100 Dollar Barrel Oil Shows Oil Speculators Really Dictate the World Economy

by

Dr. Sherman N. Miller

11/17/2007

As the 2008 Presidential Election gains focus to everyday Americans, the key issues that will decide the next US President are dawning. If the adage that people vote with their pocketbooks is true, then Republican presidential hopefuls ought to be concerned that oil at roughly 100 dollar per barrel is making President George Bush and the US Congress look politically impotent on a global level at bringing economic relief to the American People.

It is difficult to believe that the economies in India and China have developed so fast that they are under-girding the current sky-scraping oil price. I suspect, rather, that the eagerness of some in the news media to forecast doom and gloom has created a self-fulfilling prophecy that has allowed inflated oil prices based on speculation versus legitimate economic fundamentals.
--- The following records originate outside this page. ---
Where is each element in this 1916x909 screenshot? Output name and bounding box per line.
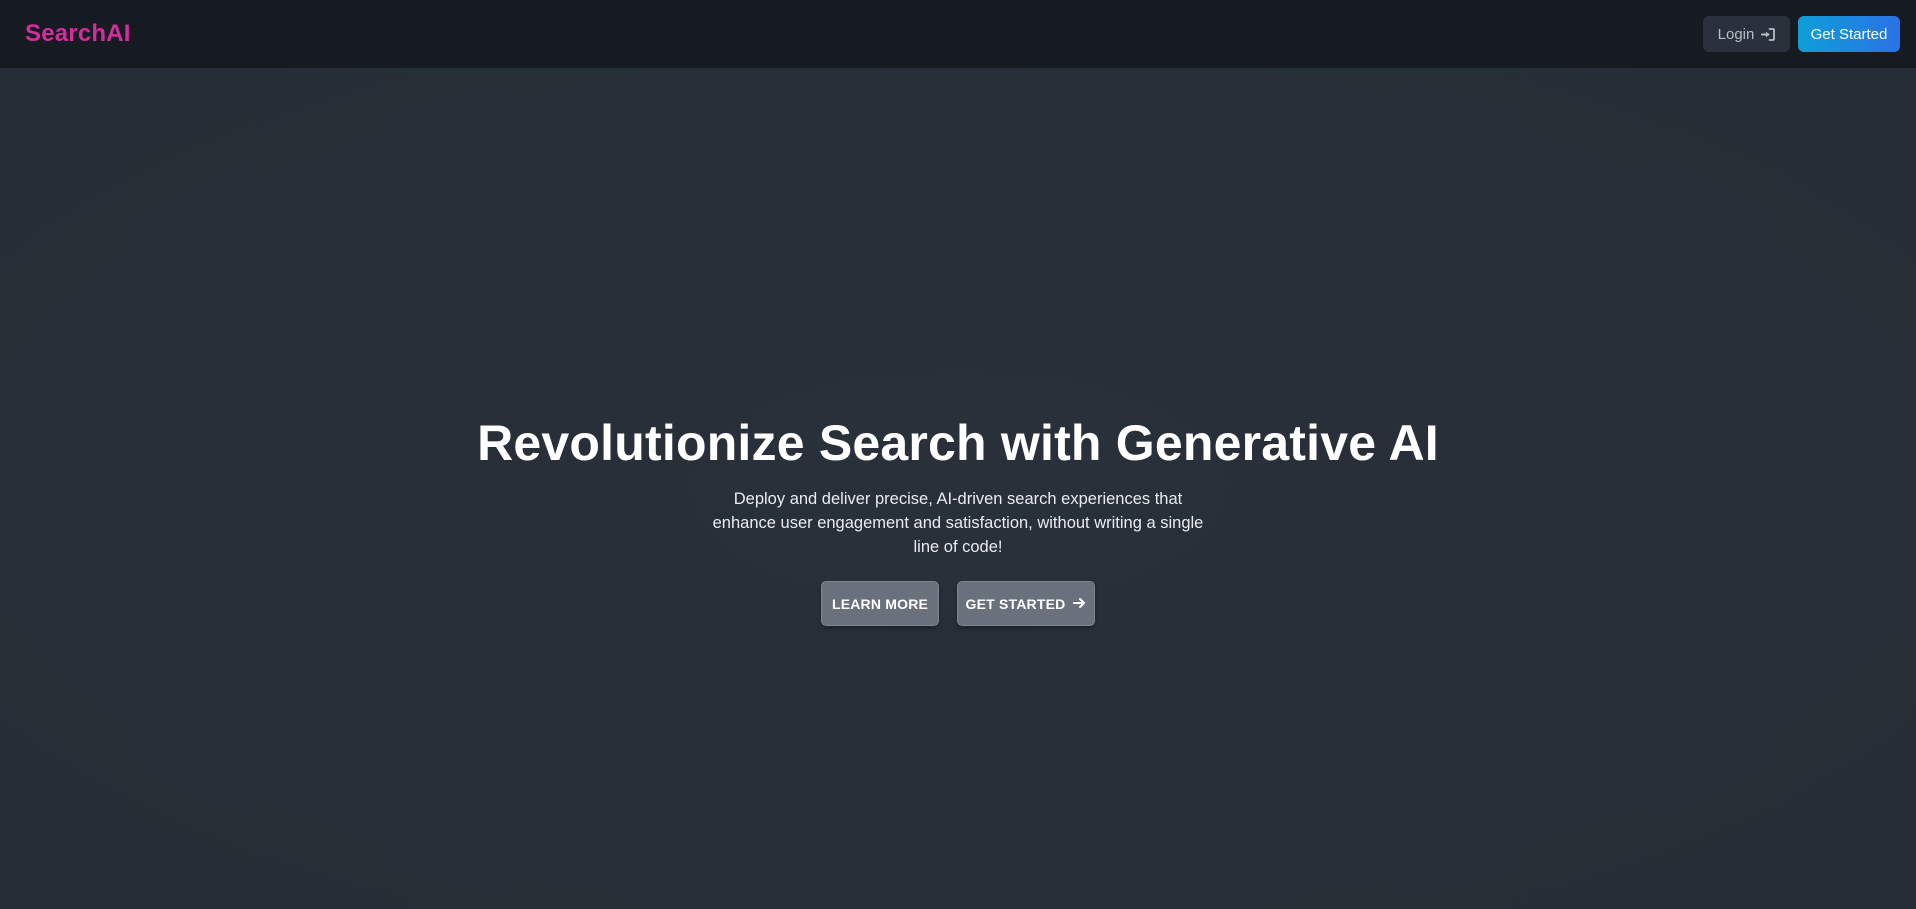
top-navbar: SearchAI Login Get Started <box>0 0 1916 68</box>
learn-more-button[interactable]: LEARN MORE <box>821 581 939 626</box>
hero-headline: Revolutionize Search with Generative AI <box>477 415 1439 471</box>
get-started-nav-button[interactable]: Get Started <box>1798 16 1900 52</box>
hero-subtext: Deploy and deliver precise, AI-driven se… <box>712 490 1204 556</box>
get-started-hero-label: GET STARTED <box>965 595 1066 612</box>
sign-in-icon <box>1761 27 1776 41</box>
get-started-hero-button[interactable]: GET STARTED <box>957 581 1095 626</box>
get-started-nav-label: Get Started <box>1810 25 1888 43</box>
login-button[interactable]: Login <box>1703 16 1790 52</box>
arrow-right-icon <box>1073 596 1086 612</box>
login-label: Login <box>1717 25 1755 43</box>
hero-button-row: LEARN MORE GET STARTED <box>821 581 1095 626</box>
learn-more-label: LEARN MORE <box>831 595 929 612</box>
brand-logo[interactable]: SearchAI <box>25 20 131 48</box>
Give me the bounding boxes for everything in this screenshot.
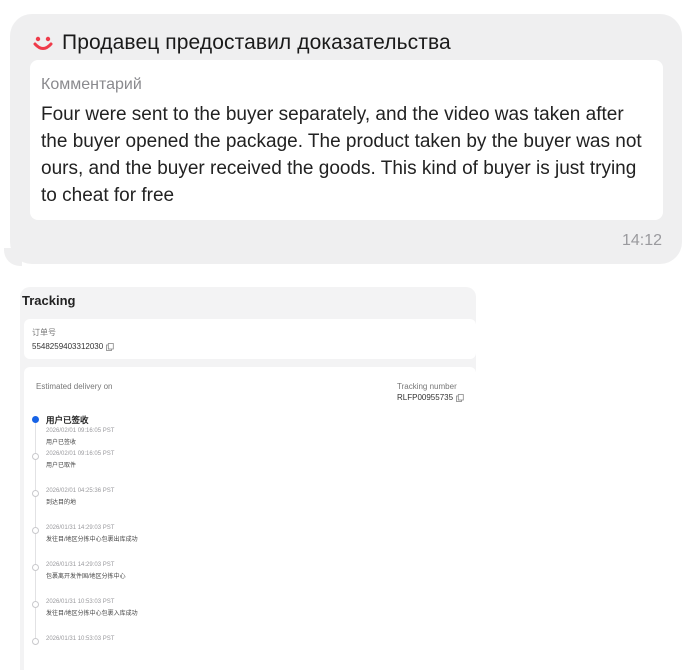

Surely the oil speculators will exploit windfall money opportunities to drive up oil prices when the news media conditions the general public to see high oil prices as the new paradigm.

A major investment fund manager shared with me once that he had refused to be drawn into the dot.com so-called "gold rush" even though many people felt his decision was not wise. He argued that the fundamentals simply did not justify the dot.com business model. The subsequent failures in the dot.com industry clearly suggest that the investment fund manager was right.

Today, we have a second gold rush dying out in the 2000 to 2010 decade due to the sub-prime mortgage industry debacle. Once again, market fundamentals were ignored (many people are not able to afford the loans sold to them). We see billions of dollars in losses at major corporations who speculated on sub-prime mortgages. We also see the world economy now rattled by the US sub-prime mortgage crisis.

I am arguing that speculators ignored sound market fundamentals on two occasions that caused billions of dollars to vanish and corporate values to plummet. Hence, it becomes apparent that the oil market may expect a major correction soon where the price of oil collapses to roughly 30 dollars a barrel. The General Motors report of a 39 billion dollar loss created fissures in the global oil market because high automobile gas consumption is one of the key drivers of the world market value of oil. Thus, it is tomfoolery to think that oil speculators can keep the US automobile industry teetering on bankruptcy while indefinitely maintaining the high cost for energy.